The U.S. Citizenship Act of 2021

Executive Summary

  • The Biden Administration’s immigration reform proposal, the U.S. Citizenship Act of 2021, has been introduced in both the House and the Senate.
  • This proposal would provide a path to citizenship for illegal immigrants, implement a new strategy for physical security at the southern border, and introduce very modest changes to the visa system.
  • The United States’ immigration system faces two challenges, the large number of illegal immigrants and an impending demographic shift in the native-born population, and while this proposal addresses the first challenge, it is essentially silent on the latter.


The last time the United States significantly changed its method for awarding visas was in 1965, when Congress passed the Immigration and Nationality Act (INA), which established the main priority of U.S. immigration policy as family reunification. Since then, the country’s population has shifted in two keyways: (1) there has been a large influx of illegal immigrants, and (2) the native population’s birthrate has dropped, portending slower economic growth and great fiscal challenges as the population shrinks.

On February 18, 2021, Senator Bob Menendez and Representative Linda Sanchez introduced in their respective chambers President Biden’s U.S. Citizenship Act of 2021 (USCA).

The USCA features three key elements: an eight-year pathway to citizenship for most undocumented immigrants, a focus on eliminating the backlog at the southern border, and a modest reform to the legal immigration system. Regarding the two major demographic challenges facing the United States, the USCA addresses the first, illegal immigration, but is essentially silent on the second.

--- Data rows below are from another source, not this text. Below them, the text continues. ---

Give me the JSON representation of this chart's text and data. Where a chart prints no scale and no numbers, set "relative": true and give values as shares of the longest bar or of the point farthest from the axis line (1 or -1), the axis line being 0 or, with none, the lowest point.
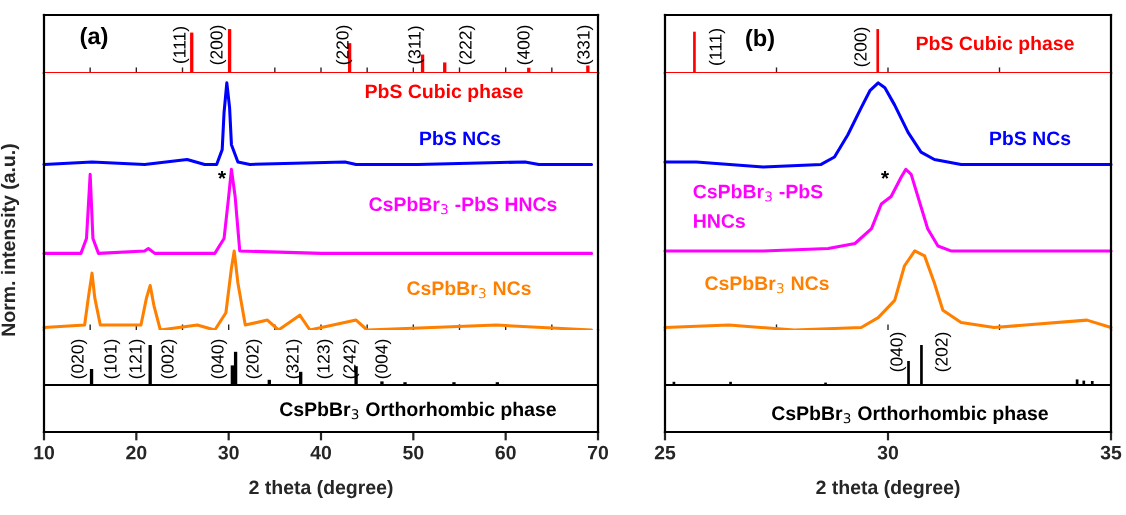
{
  "chart_data": [
    {
      "type": "bar",
      "relative": true,
      "xlim": [
        10,
        70
      ],
      "tick_labels": false,
      "x": [
        26.0,
        30.1,
        43.1,
        51.0,
        53.4,
        62.5,
        68.9
      ],
      "series": [
        {
          "color": "#ff0000",
          "values": [
            0.92,
            1,
            0.68,
            0.42,
            0.24,
            0.12,
            0.17
          ]
        }
      ],
      "xticks": [
        10,
        {
          "value": 15,
          "label": null
        },
        20,
        {
          "value": 25,
          "label": null
        },
        30,
        {
          "value": 35,
          "label": null
        },
        40,
        {
          "value": 45,
          "label": null
        },
        50,
        {
          "value": 55,
          "label": null
        },
        60,
        {
          "value": 65,
          "label": null
        },
        70
      ],
      "annotations": [
        "(a)",
        "PbS Cubic phase",
        "(111)",
        "(200)",
        "(220)",
        "(311)",
        "(222)",
        "(400)",
        "(331)"
      ]
    },
    {
      "type": "line",
      "relative": true,
      "xlim": [
        10,
        70
      ],
      "tick_labels": false,
      "ylabel": "Norm. intensity (a.u.)",
      "series": [
        {
          "name": "PbS NCs",
          "color": "#0000ff",
          "x": [
            10.0,
            15.2,
            20.9,
            25.5,
            27.4,
            28.7,
            29.3,
            29.5,
            29.8,
            30.1,
            30.3,
            31.0,
            32.3,
            42.6,
            43.8,
            50.5,
            62.1,
            63.6,
            69.3
          ],
          "values": [
            0.67,
            0.68,
            0.67,
            0.69,
            0.67,
            0.67,
            0.73,
            0.88,
            1.0,
            0.9,
            0.75,
            0.68,
            0.67,
            0.68,
            0.67,
            0.67,
            0.68,
            0.67,
            0.67
          ]
        },
        {
          "name": "CsPbBr$_{3}$ -PbS HNCs",
          "color": "#ff00ff",
          "x": [
            10.0,
            14.0,
            14.6,
            15.0,
            15.3,
            15.9,
            20.9,
            21.3,
            22.0,
            28.5,
            29.5,
            30.0,
            30.3,
            30.7,
            31.2,
            40.0,
            69.3
          ],
          "values": [
            0.31,
            0.31,
            0.37,
            0.63,
            0.37,
            0.31,
            0.32,
            0.33,
            0.31,
            0.31,
            0.37,
            0.54,
            0.65,
            0.54,
            0.32,
            0.31,
            0.31
          ]
        },
        {
          "name": "CsPbBr$_{3}$ NCs",
          "color": "#ff8000",
          "x": [
            10.0,
            14.4,
            14.8,
            15.2,
            15.5,
            16.1,
            20.5,
            21.1,
            21.5,
            21.9,
            22.6,
            26.6,
            28.5,
            29.7,
            30.3,
            30.6,
            31.0,
            31.8,
            34.2,
            35.4,
            37.7,
            38.8,
            43.8,
            45.0,
            59.0,
            69.3
          ],
          "values": [
            0.01,
            0.02,
            0.13,
            0.23,
            0.13,
            0.02,
            0.02,
            0.13,
            0.18,
            0.1,
            0.0,
            0.02,
            0.0,
            0.07,
            0.25,
            0.32,
            0.19,
            0.02,
            0.04,
            0.0,
            0.06,
            0.0,
            0.04,
            0.0,
            0.02,
            0.0
          ]
        }
      ],
      "xticks": [
        10,
        {
          "value": 15,
          "label": null
        },
        20,
        {
          "value": 25,
          "label": null
        },
        30,
        {
          "value": 35,
          "label": null
        },
        40,
        {
          "value": 45,
          "label": null
        },
        50,
        {
          "value": 55,
          "label": null
        },
        60,
        {
          "value": 65,
          "label": null
        },
        70
      ],
      "annotations": [
        "*"
      ]
    },
    {
      "type": "bar",
      "relative": true,
      "xlim": [
        10,
        70
      ],
      "tick_labels": "x",
      "xlabel": "2 theta (degree)",
      "xticks": [
        10,
        20,
        30,
        40,
        50,
        60,
        70
      ],
      "x": [
        15.15,
        21.5,
        30.4,
        30.75,
        34.4,
        37.8,
        43.8,
        46.6,
        49.1,
        54.4,
        59.1
      ],
      "series": [
        {
          "color": "#000000",
          "values": [
            0.4,
            1,
            0.49,
            0.83,
            0.13,
            0.33,
            0.47,
            0.09,
            0.07,
            0.07,
            0.07
          ]
        }
      ],
      "annotations": [
        "CsPbBr$_{3}$ Orthorhombic phase",
        "(020)",
        "(101)",
        "(121)",
        "(002)",
        "(040)",
        "(202)",
        "(321)",
        "(123)",
        "(242)",
        "(004)"
      ]
    },
    {
      "type": "bar",
      "relative": true,
      "xlim": [
        25,
        35
      ],
      "tick_labels": false,
      "x": [
        25.66,
        29.77
      ],
      "series": [
        {
          "color": "#ff0000",
          "values": [
            0.94,
            1
          ]
        }
      ],
      "xticks": [
        25,
        {
          "value": 27.5,
          "label": null
        },
        30,
        {
          "value": 32.5,
          "label": null
        },
        35
      ],
      "annotations": [
        "(b)",
        "PbS Cubic phase",
        "(111)",
        "(200)"
      ]
    },
    {
      "type": "line",
      "relative": true,
      "xlim": [
        25,
        35
      ],
      "tick_labels": false,
      "series": [
        {
          "name": "PbS NCs",
          "color": "#0000ff",
          "x": [
            25.0,
            25.7,
            27.2,
            28.5,
            28.8,
            29.1,
            29.4,
            29.6,
            29.78,
            29.93,
            30.15,
            30.45,
            30.74,
            31.04,
            31.64,
            35.0
          ],
          "values": [
            0.68,
            0.68,
            0.66,
            0.67,
            0.7,
            0.79,
            0.9,
            0.97,
            1.0,
            0.98,
            0.91,
            0.8,
            0.72,
            0.69,
            0.67,
            0.67
          ]
        },
        {
          "name": "CsPbBr$_{3}$ -PbS HNCs",
          "color": "#ff00ff",
          "x": [
            25.0,
            27.2,
            28.66,
            29.26,
            29.63,
            29.85,
            30.07,
            30.3,
            30.4,
            30.52,
            30.67,
            30.89,
            31.12,
            31.41,
            35.0
          ],
          "values": [
            0.32,
            0.32,
            0.33,
            0.35,
            0.41,
            0.51,
            0.54,
            0.62,
            0.65,
            0.63,
            0.54,
            0.41,
            0.34,
            0.32,
            0.32
          ]
        },
        {
          "name": "CsPbBr$_{3}$ NCs",
          "color": "#ff8000",
          "x": [
            25.0,
            26.43,
            27.9,
            29.4,
            29.78,
            30.15,
            30.37,
            30.6,
            30.82,
            31.04,
            31.23,
            31.64,
            32.38,
            34.46,
            35.0
          ],
          "values": [
            0.01,
            0.02,
            0.0,
            0.01,
            0.05,
            0.12,
            0.26,
            0.32,
            0.3,
            0.19,
            0.08,
            0.03,
            0.01,
            0.04,
            0.01
          ]
        }
      ],
      "xticks": [
        25,
        {
          "value": 27.5,
          "label": null
        },
        30,
        {
          "value": 32.5,
          "label": null
        },
        35
      ],
      "annotations": [
        "*"
      ]
    },
    {
      "type": "bar",
      "relative": true,
      "xlim": [
        25,
        35
      ],
      "tick_labels": "x",
      "xlabel": "2 theta (degree)",
      "xticks": [
        25,
        30,
        35
      ],
      "x": [
        25.2,
        26.47,
        28.6,
        30.46,
        30.75,
        34.24,
        34.39,
        34.58
      ],
      "series": [
        {
          "color": "#000000",
          "values": [
            0.08,
            0.08,
            0.06,
            0.6,
            1,
            0.14,
            0.11,
            0.1
          ]
        }
      ],
      "annotations": [
        "CsPbBr$_{3}$ Orthorhombic phase",
        "(040)",
        "(202)"
      ]
    }
  ]
}
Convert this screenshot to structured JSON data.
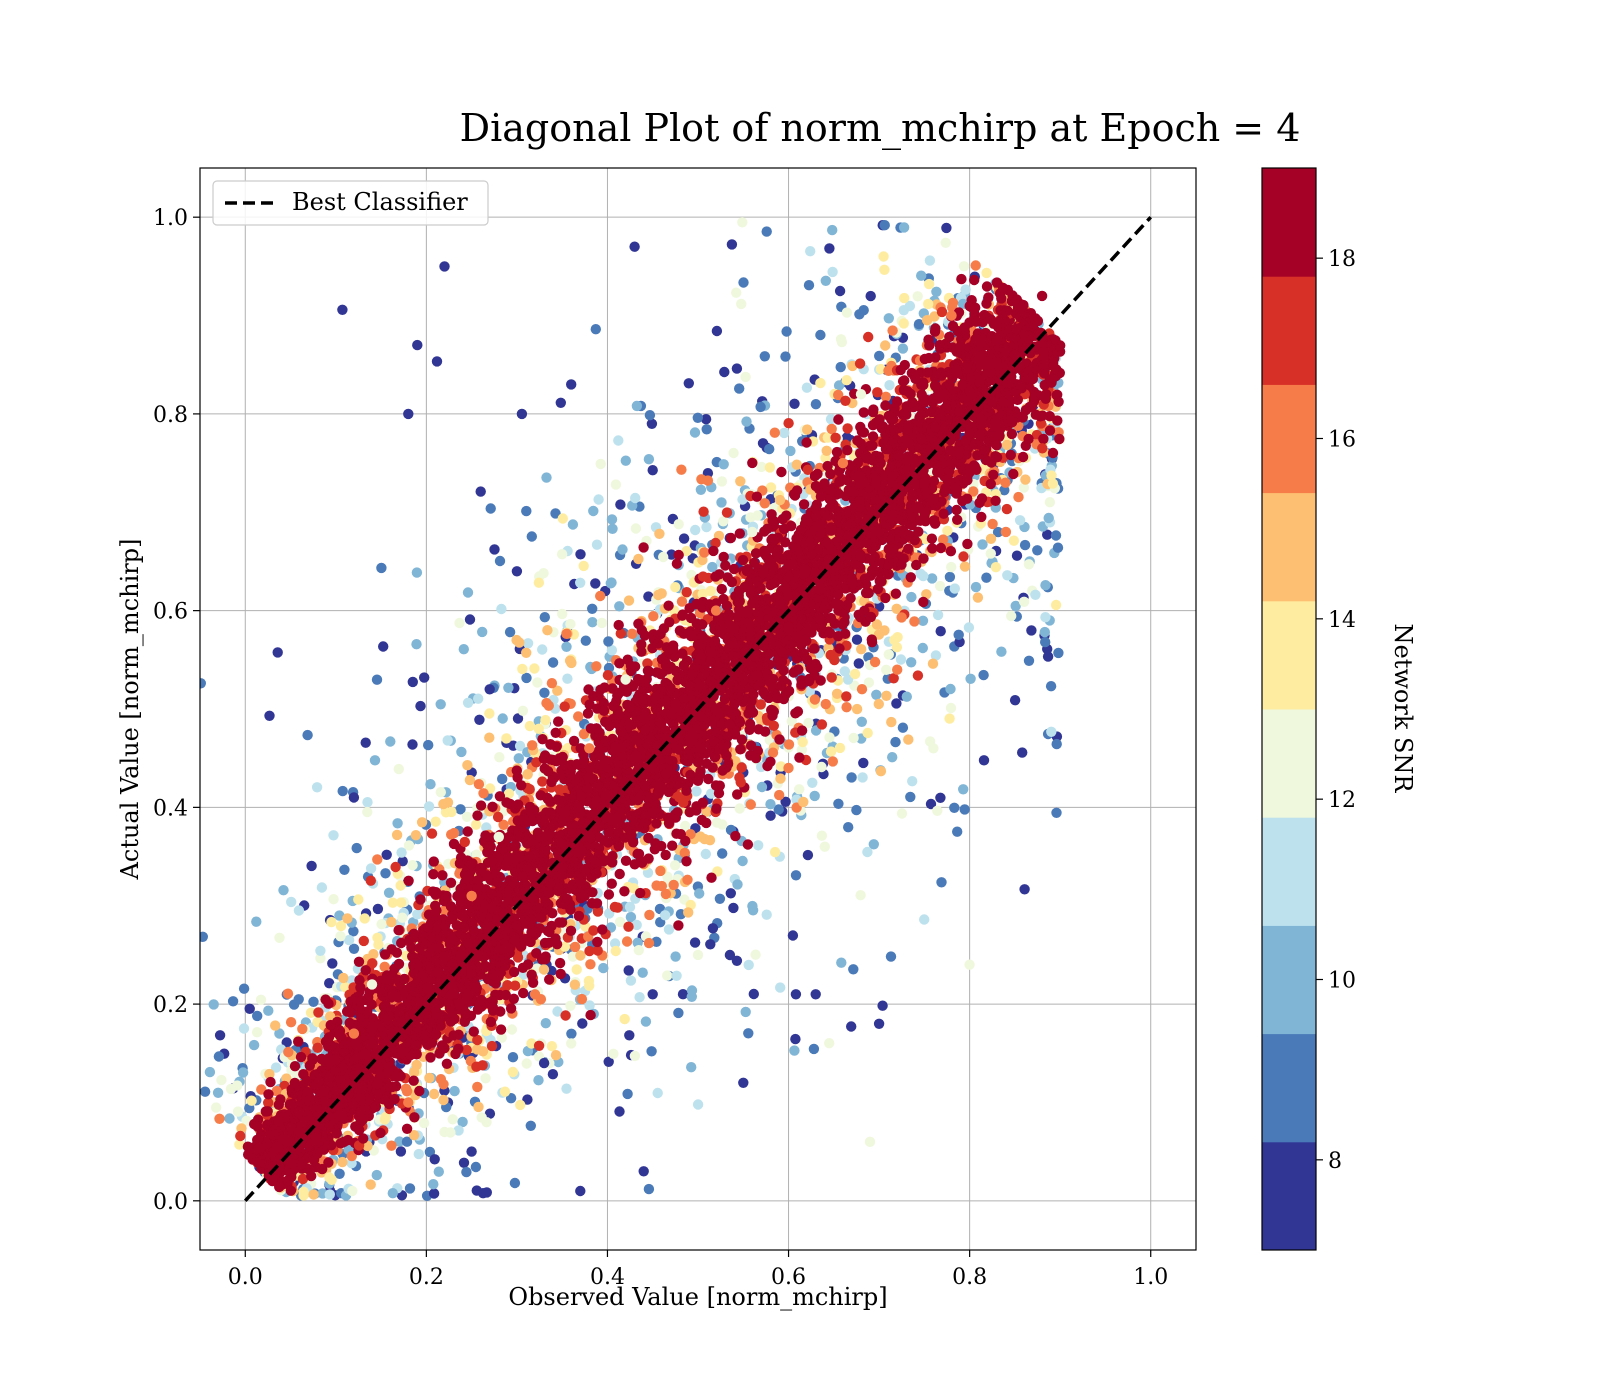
{
  "chart_data": {
    "type": "scatter",
    "title": "Diagonal Plot of norm_mchirp at Epoch = 4",
    "xlabel": "Observed Value [norm_mchirp]",
    "ylabel": "Actual Value [norm_mchirp]",
    "xlim": [
      -0.05,
      1.05
    ],
    "ylim": [
      -0.05,
      1.05
    ],
    "xticks": [
      "0.0",
      "0.2",
      "0.4",
      "0.6",
      "0.8",
      "1.0"
    ],
    "yticks": [
      "0.0",
      "0.2",
      "0.4",
      "0.6",
      "0.8",
      "1.0"
    ],
    "xtick_values": [
      0.0,
      0.2,
      0.4,
      0.6,
      0.8,
      1.0
    ],
    "ytick_values": [
      0.0,
      0.2,
      0.4,
      0.6,
      0.8,
      1.0
    ],
    "grid": true,
    "legend": {
      "position": "upper-left",
      "entries": [
        "Best Classifier"
      ]
    },
    "reference_line": {
      "name": "Best Classifier",
      "x": [
        0.0,
        1.0
      ],
      "y": [
        0.0,
        1.0
      ],
      "style": "dashed",
      "color": "#000000"
    },
    "colorbar": {
      "label": "Network SNR",
      "range": [
        7,
        19
      ],
      "ticks": [
        "8",
        "10",
        "12",
        "14",
        "16",
        "18"
      ],
      "tick_values": [
        8,
        10,
        12,
        14,
        16,
        18
      ],
      "colors": [
        "#313695",
        "#4a7ab8",
        "#80b5d6",
        "#bde2ee",
        "#eff8dd",
        "#feeda1",
        "#fdbf71",
        "#f67d4a",
        "#d73027",
        "#a50026"
      ]
    },
    "series": [
      {
        "snr_level": 19,
        "points": [
          [
            0.03,
            0.02
          ],
          [
            0.06,
            0.07
          ],
          [
            0.1,
            0.1
          ],
          [
            0.15,
            0.14
          ],
          [
            0.2,
            0.19
          ],
          [
            0.25,
            0.23
          ],
          [
            0.3,
            0.28
          ],
          [
            0.35,
            0.34
          ],
          [
            0.4,
            0.39
          ],
          [
            0.45,
            0.44
          ],
          [
            0.5,
            0.48
          ],
          [
            0.55,
            0.53
          ],
          [
            0.6,
            0.58
          ],
          [
            0.65,
            0.63
          ],
          [
            0.7,
            0.68
          ],
          [
            0.75,
            0.73
          ],
          [
            0.8,
            0.78
          ],
          [
            0.85,
            0.86
          ],
          [
            0.88,
            0.92
          ]
        ]
      },
      {
        "snr_level": 16,
        "points": [
          [
            0.12,
            0.17
          ],
          [
            0.25,
            0.31
          ],
          [
            0.38,
            0.46
          ],
          [
            0.52,
            0.6
          ],
          [
            0.66,
            0.75
          ],
          [
            0.78,
            0.9
          ],
          [
            0.18,
            0.1
          ],
          [
            0.32,
            0.21
          ],
          [
            0.46,
            0.32
          ],
          [
            0.6,
            0.44
          ],
          [
            0.72,
            0.54
          ],
          [
            0.84,
            0.68
          ]
        ]
      },
      {
        "snr_level": 12,
        "points": [
          [
            0.14,
            0.22
          ],
          [
            0.28,
            0.37
          ],
          [
            0.42,
            0.53
          ],
          [
            0.56,
            0.68
          ],
          [
            0.68,
            0.82
          ],
          [
            0.22,
            0.07
          ],
          [
            0.36,
            0.16
          ],
          [
            0.5,
            0.25
          ],
          [
            0.64,
            0.36
          ],
          [
            0.76,
            0.46
          ],
          [
            0.69,
            0.06
          ],
          [
            0.8,
            0.24
          ]
        ]
      },
      {
        "snr_level": 8,
        "points": [
          [
            0.18,
            0.8
          ],
          [
            0.19,
            0.87
          ],
          [
            0.22,
            0.95
          ],
          [
            0.3,
            0.64
          ],
          [
            0.36,
            0.83
          ],
          [
            0.43,
            0.97
          ],
          [
            0.12,
            0.41
          ],
          [
            0.27,
            0.52
          ],
          [
            0.25,
            0.05
          ],
          [
            0.33,
            0.14
          ],
          [
            0.45,
            0.21
          ],
          [
            0.55,
            0.12
          ],
          [
            0.63,
            0.21
          ],
          [
            0.7,
            0.18
          ],
          [
            0.37,
            0.01
          ],
          [
            0.44,
            0.03
          ]
        ]
      }
    ]
  }
}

Legalization of Undocumented Immigrants

There are an estimated 11 million undocumented immigrants currently living in the United States. This bill would provide a pathway to citizenship for those undocumented immigrants living in the country on or before January 1, 2021. After paying back taxes from previous years and passing background checks, most undocumented immigrants would be allowed to live and work in the United States. After five years, they could obtain a green card after meeting certain requirements and demonstrating civic knowledge, and after three more years could become official citizens of the United States. Recipients of Deferred Action for Childhood Arrivals (DACA), those with Temporary Protected Status, and agriculture workers would have to ability to immediately apply for a green card and become citizens after three years.

Border Security

President Biden’s plan seeks to address the influx of asylum seekers at the southern border and will prioritize reuniting families that had been split up at the border due to the policies of the Trump Administration. The plan increases the number of immigration courts and judges so to reduce the backlog of cases left over by the Trump Administration.  It also includes a $4 billion plan to send resources and aid to Guatemala, Honduras, and El Salvador over a four-year period to improve economic conditions in those countries and prevent citizens from fleeing to the United States. The bill invests a modest amount in smart border technology and enforcement against criminal organizations. (Of note, among the executive orders issued earlier this year, one ended the practice of transferring money from the Department of Defense to fund border wall construction.)

Immigration Visas

In terms of the legal immigration system, the USCA does not contain any meaningful proposals. The bill proposes to make the process for applying for an employment-based visa less cumbersome and to remove the limit of per-country visas. Biden’s plan would make permanent the Trump Administration’s decision to make obtaining an H-1B visa waged-based—a change that the Biden Administration initially delayed until December 31, 2021. It will replace the lottery system in place now. Biden’s bill would increase the diversity visa cap from 55,000 to 80,000. Though these changes are a starting point, the legal immigration system needs a total overhaul. The American Action Forum has proposed a total reform to the core visa granting system that would make it skills-based instead of the current focus on family unification.


The USCA is an ambitious attempt at legalization of undocumented immigrants. By reinforcing the existing emphasis on family unification, however, it lacks comparable ambition in reforming the granting of visas to reward skills and therefore misses an opportunity to contribute substantially to economic growth.